Mi sembra che da questi dati non si possano trarre semplici schematizzazioni per aree climatiche. L’interpretazione sulla base della genetica delle popolazioni rileva una maggiore percentuale di persone affette fra i caucasici (le persone di pelle bianca), specialmente quelli di origine europea, ed una minore incidenza nelle popolazioni asiatiche e di origine africana.

È allora particolarmente interessante consultare i risultati degli studi di migrazione. Se si emigra prima dell’adolescenza da un paese a basso rischio (a bassa prevalenza) ad uno ad alto rischio, si acquisisce il grado di probabilità di ammalarsi del paese di immigrazione.
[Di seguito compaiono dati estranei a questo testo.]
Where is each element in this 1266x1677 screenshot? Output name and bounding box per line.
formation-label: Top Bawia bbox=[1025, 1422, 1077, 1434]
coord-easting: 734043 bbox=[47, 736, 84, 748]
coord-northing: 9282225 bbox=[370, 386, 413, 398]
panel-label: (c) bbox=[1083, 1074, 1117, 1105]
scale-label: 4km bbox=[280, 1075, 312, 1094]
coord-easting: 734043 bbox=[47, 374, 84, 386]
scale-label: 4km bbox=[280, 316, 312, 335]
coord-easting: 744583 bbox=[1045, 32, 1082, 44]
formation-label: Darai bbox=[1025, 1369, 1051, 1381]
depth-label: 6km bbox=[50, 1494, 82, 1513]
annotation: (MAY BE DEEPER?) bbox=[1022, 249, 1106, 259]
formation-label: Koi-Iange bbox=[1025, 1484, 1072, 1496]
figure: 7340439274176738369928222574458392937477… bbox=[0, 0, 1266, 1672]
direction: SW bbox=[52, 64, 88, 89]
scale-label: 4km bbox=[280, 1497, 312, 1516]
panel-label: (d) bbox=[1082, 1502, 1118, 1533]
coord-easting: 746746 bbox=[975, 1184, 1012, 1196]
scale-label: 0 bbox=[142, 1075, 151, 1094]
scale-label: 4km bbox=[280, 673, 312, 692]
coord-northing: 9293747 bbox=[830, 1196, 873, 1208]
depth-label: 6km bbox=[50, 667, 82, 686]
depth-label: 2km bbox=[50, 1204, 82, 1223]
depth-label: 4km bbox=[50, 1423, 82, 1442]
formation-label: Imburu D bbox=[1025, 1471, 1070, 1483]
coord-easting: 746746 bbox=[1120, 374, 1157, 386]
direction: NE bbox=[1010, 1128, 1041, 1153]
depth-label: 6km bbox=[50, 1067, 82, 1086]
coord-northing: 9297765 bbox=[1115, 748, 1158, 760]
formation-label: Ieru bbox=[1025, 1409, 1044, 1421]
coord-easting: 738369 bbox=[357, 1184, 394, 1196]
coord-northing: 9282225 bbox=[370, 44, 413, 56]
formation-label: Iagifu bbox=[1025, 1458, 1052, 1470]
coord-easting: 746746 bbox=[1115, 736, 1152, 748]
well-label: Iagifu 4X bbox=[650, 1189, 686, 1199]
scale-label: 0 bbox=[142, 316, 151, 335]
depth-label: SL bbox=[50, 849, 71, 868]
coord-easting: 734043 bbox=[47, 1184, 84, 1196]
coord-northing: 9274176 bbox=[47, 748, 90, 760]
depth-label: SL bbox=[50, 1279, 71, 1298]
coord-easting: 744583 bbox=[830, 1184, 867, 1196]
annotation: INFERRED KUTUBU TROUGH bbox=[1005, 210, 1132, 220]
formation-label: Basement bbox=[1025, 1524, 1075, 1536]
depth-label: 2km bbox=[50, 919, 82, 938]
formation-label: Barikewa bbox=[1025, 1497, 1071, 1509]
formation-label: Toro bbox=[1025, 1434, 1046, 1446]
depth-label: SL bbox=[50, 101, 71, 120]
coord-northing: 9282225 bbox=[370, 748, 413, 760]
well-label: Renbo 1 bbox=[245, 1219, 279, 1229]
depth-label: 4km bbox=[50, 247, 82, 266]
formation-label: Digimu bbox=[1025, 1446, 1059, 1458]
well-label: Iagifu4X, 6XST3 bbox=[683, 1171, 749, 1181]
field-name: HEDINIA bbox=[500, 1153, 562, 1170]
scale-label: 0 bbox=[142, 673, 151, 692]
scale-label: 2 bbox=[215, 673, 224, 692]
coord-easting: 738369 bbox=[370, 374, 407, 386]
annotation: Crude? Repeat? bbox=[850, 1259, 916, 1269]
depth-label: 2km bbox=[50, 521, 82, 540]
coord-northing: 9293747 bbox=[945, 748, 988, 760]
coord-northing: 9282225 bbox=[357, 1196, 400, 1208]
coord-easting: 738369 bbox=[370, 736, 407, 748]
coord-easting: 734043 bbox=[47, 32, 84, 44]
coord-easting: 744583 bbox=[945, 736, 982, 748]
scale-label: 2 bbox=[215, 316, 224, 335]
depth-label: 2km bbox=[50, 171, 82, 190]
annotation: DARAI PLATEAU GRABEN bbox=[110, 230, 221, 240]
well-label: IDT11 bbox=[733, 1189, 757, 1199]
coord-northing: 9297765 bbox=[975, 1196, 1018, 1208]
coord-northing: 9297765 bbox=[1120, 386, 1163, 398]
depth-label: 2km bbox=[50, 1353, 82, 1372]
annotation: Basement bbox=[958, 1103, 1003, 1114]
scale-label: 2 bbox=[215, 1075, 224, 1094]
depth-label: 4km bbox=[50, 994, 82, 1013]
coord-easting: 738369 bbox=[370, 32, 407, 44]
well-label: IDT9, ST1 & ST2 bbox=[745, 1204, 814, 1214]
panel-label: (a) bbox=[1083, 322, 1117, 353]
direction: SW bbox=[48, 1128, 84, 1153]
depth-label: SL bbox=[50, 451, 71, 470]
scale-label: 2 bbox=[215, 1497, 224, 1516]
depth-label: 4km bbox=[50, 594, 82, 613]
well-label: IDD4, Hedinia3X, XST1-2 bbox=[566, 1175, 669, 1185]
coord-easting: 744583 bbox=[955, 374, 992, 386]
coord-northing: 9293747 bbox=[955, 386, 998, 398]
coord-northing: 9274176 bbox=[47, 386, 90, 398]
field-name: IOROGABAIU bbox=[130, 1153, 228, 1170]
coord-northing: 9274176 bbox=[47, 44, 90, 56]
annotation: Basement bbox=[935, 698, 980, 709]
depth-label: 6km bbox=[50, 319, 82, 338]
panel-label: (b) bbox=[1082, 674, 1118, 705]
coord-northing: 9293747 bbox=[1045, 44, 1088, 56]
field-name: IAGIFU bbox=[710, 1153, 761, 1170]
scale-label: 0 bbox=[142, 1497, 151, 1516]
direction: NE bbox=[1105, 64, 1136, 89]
Se si emigra dopo l’adolescenza si conserva il rischio del paese natio. Tali risultati fanno pensare all’influenza di elementi ambientali quali agenti infettivi o insufficienti livelli di illuminazione che potrebbero interagire con particolari genotipi.

Personalmente ritengo che questo genere di speculazioni sia destinato a non approdare a nulla di significativo per difetto di dati, almeno fino a quando si compiranno le scoperte decisive per la comprensione dell’eziologia di tutti i processi patologici che evolvono con le caratteristiche della sclerosi multipla.

 

Si invita alla lettura di tutti gli scritti di argomento connesso (utilizzare il motore interno nella pagina “CERCA” del sito).

 

A cura di Ludovica R. Poggi

BM&L-01 giugno 2013

www.brainmindlife.org

 

 

 

 

 

 

 

 

 

 

 

 

 

 



[1] Per maggiori dettagli si veda il testo della relazione pubblicata la scorsa settimana: Note e Notizie 25-05-13 Come sta cambiando la terapia della sclerosi multipla.

[2] Ma è probabile che il tasso di errori diagnostici fosse elevato, vista l’oggettiva difficoltà di una valutazione che all’epoca non aveva il sussidio della visualizzazione del sistema nervoso del paziente, e poteva trovare conferma solo al rilievo delle placche all’esame autoptico.

[3] In proposito, segnalo uno lavoro dello scorso anno: Disanto G., et al. Hum Mol. Genet. May 30, 2012.